2. De ontvankelijkheid van het verzoek tot wraking.
Bij de beoordeling van de vraag of het wrakingsverzoek is ingediend door een daartoe bevoegde vertegenwoordiger, is het volgende van belang:
2.1
Bij beschikking van de rechtbank Rotterdam, sector kanton, van 21 april 2008 is over de goederen van verzoekster een bewind ingesteld als bedoeld in artikel 1:431 van het Burgerlijk Wetboek (BW). Bij beschikking van het gerechtshof te ’s-Gravenhage van 24 augustus 2011 is – in hoger beroep – de vader van verzoekster, de heer [naam vader], benoemd tot haar bewindvoerder.
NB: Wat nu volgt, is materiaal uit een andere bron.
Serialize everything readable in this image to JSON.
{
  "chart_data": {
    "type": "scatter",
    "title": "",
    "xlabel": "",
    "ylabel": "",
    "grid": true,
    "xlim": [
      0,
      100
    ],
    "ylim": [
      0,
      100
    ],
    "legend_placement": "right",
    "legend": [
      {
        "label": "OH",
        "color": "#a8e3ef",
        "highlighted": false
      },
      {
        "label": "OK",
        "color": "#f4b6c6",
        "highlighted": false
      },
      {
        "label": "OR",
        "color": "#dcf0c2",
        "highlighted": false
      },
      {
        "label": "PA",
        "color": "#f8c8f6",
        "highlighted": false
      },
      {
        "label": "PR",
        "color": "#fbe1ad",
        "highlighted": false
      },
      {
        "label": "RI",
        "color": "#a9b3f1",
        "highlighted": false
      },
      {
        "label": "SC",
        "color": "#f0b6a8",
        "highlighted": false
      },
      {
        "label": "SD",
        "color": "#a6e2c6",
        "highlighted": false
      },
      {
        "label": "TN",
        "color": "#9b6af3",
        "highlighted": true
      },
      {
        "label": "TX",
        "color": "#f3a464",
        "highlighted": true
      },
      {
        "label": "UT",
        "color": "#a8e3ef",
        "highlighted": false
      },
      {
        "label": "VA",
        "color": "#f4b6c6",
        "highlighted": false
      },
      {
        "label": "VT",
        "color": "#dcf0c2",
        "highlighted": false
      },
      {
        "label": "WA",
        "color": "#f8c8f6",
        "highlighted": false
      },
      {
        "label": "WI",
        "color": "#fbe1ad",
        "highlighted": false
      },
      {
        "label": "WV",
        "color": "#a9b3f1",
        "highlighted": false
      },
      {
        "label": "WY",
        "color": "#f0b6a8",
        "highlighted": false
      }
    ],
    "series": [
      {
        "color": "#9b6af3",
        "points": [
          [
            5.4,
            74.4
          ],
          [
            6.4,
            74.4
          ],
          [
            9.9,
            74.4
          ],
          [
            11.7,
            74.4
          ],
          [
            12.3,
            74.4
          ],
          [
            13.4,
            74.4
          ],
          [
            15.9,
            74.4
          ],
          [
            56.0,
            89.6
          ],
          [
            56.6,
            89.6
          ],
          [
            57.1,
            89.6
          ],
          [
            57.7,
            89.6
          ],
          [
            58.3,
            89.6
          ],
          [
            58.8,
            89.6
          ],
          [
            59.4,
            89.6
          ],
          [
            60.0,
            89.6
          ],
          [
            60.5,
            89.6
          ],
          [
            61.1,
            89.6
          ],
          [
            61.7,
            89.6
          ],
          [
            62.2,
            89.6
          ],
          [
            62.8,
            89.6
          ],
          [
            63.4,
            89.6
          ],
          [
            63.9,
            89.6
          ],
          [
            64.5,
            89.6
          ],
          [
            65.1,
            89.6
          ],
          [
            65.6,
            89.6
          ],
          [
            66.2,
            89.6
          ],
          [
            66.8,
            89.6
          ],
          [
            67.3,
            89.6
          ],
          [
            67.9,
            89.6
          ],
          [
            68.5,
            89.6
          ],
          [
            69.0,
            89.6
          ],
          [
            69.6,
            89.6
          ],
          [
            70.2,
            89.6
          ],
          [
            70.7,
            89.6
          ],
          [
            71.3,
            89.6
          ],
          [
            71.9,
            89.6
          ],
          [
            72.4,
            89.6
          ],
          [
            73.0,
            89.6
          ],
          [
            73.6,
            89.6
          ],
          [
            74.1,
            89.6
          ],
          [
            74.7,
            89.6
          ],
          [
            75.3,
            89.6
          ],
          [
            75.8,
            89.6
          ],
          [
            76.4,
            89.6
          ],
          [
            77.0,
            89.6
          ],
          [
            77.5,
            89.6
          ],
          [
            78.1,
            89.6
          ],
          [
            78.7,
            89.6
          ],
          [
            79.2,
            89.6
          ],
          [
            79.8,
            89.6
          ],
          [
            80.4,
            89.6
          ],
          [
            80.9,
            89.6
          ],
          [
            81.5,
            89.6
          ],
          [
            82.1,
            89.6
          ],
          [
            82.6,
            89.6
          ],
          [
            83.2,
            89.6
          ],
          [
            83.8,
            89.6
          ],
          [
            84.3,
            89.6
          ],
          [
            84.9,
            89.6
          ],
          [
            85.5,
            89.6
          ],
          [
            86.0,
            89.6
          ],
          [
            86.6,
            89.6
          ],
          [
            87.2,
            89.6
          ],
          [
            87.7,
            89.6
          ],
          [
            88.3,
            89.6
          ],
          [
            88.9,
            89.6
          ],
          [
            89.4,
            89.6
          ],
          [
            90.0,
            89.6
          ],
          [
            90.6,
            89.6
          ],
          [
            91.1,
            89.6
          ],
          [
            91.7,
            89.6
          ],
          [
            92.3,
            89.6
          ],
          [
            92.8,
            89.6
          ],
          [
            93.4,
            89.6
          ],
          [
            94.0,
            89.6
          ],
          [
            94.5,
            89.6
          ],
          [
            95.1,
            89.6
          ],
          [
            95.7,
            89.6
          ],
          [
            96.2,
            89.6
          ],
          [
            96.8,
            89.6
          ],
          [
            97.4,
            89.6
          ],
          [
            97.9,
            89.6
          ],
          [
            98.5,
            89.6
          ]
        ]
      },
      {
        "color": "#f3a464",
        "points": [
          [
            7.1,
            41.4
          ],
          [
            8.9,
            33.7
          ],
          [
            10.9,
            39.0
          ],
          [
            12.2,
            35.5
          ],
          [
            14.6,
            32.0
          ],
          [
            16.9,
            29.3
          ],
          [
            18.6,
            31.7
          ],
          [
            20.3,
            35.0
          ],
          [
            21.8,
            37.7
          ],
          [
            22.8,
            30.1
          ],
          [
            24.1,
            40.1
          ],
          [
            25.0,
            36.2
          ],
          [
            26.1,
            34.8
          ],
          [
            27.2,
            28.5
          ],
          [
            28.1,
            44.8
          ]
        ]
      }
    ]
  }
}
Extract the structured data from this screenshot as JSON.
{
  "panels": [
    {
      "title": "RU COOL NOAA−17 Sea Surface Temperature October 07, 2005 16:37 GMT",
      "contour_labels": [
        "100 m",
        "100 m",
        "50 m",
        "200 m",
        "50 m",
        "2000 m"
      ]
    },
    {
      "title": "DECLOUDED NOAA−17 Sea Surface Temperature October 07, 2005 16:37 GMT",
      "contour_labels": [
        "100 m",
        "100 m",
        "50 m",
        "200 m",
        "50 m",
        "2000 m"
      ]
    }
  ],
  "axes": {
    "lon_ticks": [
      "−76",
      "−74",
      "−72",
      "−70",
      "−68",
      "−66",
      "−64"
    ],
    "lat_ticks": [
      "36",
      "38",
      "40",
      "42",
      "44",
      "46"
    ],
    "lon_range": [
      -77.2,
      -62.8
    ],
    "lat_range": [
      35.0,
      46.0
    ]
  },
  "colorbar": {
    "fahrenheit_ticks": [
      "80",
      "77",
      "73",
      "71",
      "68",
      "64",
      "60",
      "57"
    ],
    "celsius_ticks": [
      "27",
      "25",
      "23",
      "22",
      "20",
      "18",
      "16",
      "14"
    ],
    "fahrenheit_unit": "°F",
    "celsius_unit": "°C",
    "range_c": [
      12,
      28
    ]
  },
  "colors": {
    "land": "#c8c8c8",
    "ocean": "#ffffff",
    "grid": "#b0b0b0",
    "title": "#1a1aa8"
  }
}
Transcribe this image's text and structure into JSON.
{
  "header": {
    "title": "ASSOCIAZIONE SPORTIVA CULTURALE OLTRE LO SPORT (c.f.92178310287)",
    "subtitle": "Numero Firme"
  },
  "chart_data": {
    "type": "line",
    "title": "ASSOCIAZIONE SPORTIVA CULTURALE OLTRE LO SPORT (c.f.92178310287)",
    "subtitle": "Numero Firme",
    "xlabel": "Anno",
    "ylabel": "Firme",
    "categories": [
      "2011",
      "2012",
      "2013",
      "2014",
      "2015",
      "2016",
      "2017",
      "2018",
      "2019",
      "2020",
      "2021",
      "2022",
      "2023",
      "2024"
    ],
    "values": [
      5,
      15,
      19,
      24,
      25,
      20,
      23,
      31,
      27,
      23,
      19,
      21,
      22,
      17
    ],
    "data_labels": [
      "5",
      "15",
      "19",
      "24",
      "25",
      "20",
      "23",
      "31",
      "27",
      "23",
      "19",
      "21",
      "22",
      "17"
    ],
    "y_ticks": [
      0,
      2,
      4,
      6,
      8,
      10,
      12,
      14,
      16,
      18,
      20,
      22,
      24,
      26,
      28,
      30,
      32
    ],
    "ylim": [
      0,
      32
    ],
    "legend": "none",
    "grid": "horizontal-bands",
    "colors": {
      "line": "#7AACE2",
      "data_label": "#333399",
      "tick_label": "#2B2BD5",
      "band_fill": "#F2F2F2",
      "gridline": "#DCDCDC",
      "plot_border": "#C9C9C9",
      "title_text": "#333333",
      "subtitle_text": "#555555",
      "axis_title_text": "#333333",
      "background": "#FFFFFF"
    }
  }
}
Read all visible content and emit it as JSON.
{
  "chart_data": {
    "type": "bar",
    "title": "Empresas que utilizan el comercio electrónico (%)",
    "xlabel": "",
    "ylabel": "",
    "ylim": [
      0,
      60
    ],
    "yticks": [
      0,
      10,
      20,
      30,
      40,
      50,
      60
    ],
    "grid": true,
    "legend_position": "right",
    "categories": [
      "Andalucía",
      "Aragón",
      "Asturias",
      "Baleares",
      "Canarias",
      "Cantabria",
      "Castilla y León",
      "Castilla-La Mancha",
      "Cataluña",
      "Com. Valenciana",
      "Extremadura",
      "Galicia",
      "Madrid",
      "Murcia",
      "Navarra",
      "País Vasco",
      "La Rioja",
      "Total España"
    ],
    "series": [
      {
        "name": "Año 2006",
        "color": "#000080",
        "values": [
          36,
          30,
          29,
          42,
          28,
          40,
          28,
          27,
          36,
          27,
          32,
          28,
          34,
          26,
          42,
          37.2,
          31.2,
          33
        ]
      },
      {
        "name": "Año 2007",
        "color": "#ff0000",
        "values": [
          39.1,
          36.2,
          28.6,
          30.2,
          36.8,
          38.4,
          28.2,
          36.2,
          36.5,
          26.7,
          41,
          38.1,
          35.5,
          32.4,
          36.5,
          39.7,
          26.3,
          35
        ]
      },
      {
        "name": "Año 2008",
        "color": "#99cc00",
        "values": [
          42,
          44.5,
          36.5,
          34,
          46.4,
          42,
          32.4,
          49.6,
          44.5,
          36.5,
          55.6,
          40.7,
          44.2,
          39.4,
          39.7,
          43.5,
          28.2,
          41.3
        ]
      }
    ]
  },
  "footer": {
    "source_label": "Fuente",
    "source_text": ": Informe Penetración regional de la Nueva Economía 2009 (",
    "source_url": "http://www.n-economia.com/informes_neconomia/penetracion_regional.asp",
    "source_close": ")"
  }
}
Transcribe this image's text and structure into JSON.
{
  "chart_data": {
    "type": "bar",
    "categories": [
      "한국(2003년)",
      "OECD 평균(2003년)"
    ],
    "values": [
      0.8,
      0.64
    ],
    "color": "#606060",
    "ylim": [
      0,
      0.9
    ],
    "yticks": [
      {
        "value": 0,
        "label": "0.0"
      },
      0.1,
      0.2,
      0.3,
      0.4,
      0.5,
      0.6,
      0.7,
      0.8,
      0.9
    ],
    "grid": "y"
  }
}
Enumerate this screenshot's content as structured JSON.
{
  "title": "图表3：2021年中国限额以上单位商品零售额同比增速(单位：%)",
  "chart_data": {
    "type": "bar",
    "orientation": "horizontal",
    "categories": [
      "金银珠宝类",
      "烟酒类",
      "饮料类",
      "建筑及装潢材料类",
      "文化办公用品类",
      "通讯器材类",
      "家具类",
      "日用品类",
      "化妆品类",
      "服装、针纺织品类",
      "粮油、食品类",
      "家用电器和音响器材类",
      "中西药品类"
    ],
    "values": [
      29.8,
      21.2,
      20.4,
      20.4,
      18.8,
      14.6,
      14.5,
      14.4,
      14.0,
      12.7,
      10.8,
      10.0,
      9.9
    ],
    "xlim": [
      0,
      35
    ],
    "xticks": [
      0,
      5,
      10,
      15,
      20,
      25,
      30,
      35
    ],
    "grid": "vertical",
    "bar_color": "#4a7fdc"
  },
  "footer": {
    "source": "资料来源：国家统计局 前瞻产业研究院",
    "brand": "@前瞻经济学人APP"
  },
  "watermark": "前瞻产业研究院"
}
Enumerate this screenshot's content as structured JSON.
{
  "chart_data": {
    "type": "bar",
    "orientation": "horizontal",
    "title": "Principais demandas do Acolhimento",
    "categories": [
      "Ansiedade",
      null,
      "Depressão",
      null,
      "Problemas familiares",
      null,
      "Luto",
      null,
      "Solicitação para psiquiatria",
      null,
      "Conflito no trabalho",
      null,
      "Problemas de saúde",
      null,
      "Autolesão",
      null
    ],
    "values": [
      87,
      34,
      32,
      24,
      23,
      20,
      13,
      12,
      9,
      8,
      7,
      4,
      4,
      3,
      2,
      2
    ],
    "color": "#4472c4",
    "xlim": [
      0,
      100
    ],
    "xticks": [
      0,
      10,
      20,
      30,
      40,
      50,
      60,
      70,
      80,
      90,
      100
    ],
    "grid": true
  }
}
De moeder, mevrouw [naam moeder], werd bij eerdergenoemde beschikking van de rechtbank Rotterdam, sector kanton, van 21 april 2008 benoemd tot mentor van verzoekster als bedoeld in artikel 1:450 BW.
2.2
Het onderwerp van de deze procedure inleidende brief betreft, zoals hiervoor onder 1.1 weergegeven, het handelen of nalaten van de rechtbank met betrekking tot de BOPZ-opname van [naam dochter].
Het door [naam vader] gevoerde bewind betreft het vermogen van [naam dochter]. Uit het feit dat [naam vader] is benoemd tot bewindvoerder volgt niet een bevoegdheid [naam dochter] te vertegenwoordigen in andere kwesties dan het vermogen betreffende zoals de BOPZ-kwestie. Uit de inhoud van de brief kan niet volgen dat aan [naam vader] een bijzondere volmacht is verleend tot het indienen van het onderhavige verzoek tot wraking.
Het door [naam vader] als vertegenwoordiger gedane verzoek tot wraking van de rechter is daarom niet ontvankelijk.
2.3
Ook om een andere reden is het verzoek tot wraking niet ontvankelijk.
De rechter behandelt de bestuursrechtelijke zaak met kenmerk AWB 12/559 AWBZ.
In dat bestuursrechtelijke beroep is aan de orde de afwijzing van een aanvraag AWBZ-zorg. De rechter is op geen enkele wijze betrokken bij de behandeling van enige BOPZ-zaak betreffende [naam dochter].
De brief van [naam vader] bevattende de wraking van de rechter vermeldt uitdrukkelijk dat de brief niet te maken heeft met de door de rechter behandelde bestuursrechtelijke zaak en omschrijft evenmin een handelen of nalaten van de rechter, op grond waarvan zij wordt gewraakt. In die zin is de wraking van de rechter anders dan de wet voorschrijft – artikel 37 lid 2 Wetboek van burgerlijke rechtsvordering – in geen enkel opzicht gemotiveerd.
2.4
Op grond van het vorenstaande is het wrakingsverzoek kennelijk niet-ontvankelijk en wordt het verzoek om die reden buiten behandeling gesteld.
3. De beslissing
stelt het verzoek tot wraking van mr. L.A.C van Nifterick wegens kennelijke niet-ontvankelijkheid buiten behandeling.
Deze beslissing is gegeven op 11 februari 2013 door mr. M.F.L.M. van der Grinten, voorzitter, mr. W.M.P.M. Weerdesteijn en mr. P. Vrolijk, rechters.
Deze beslissing is door de voorzitter uitgesproken ter openbare terechtzitting in tegenwoordigheid van J.A. Faaij, griffier.
Bij afwezigheid van de voorzitter is deze beslissing door de oudste rechter en de griffier ondertekend.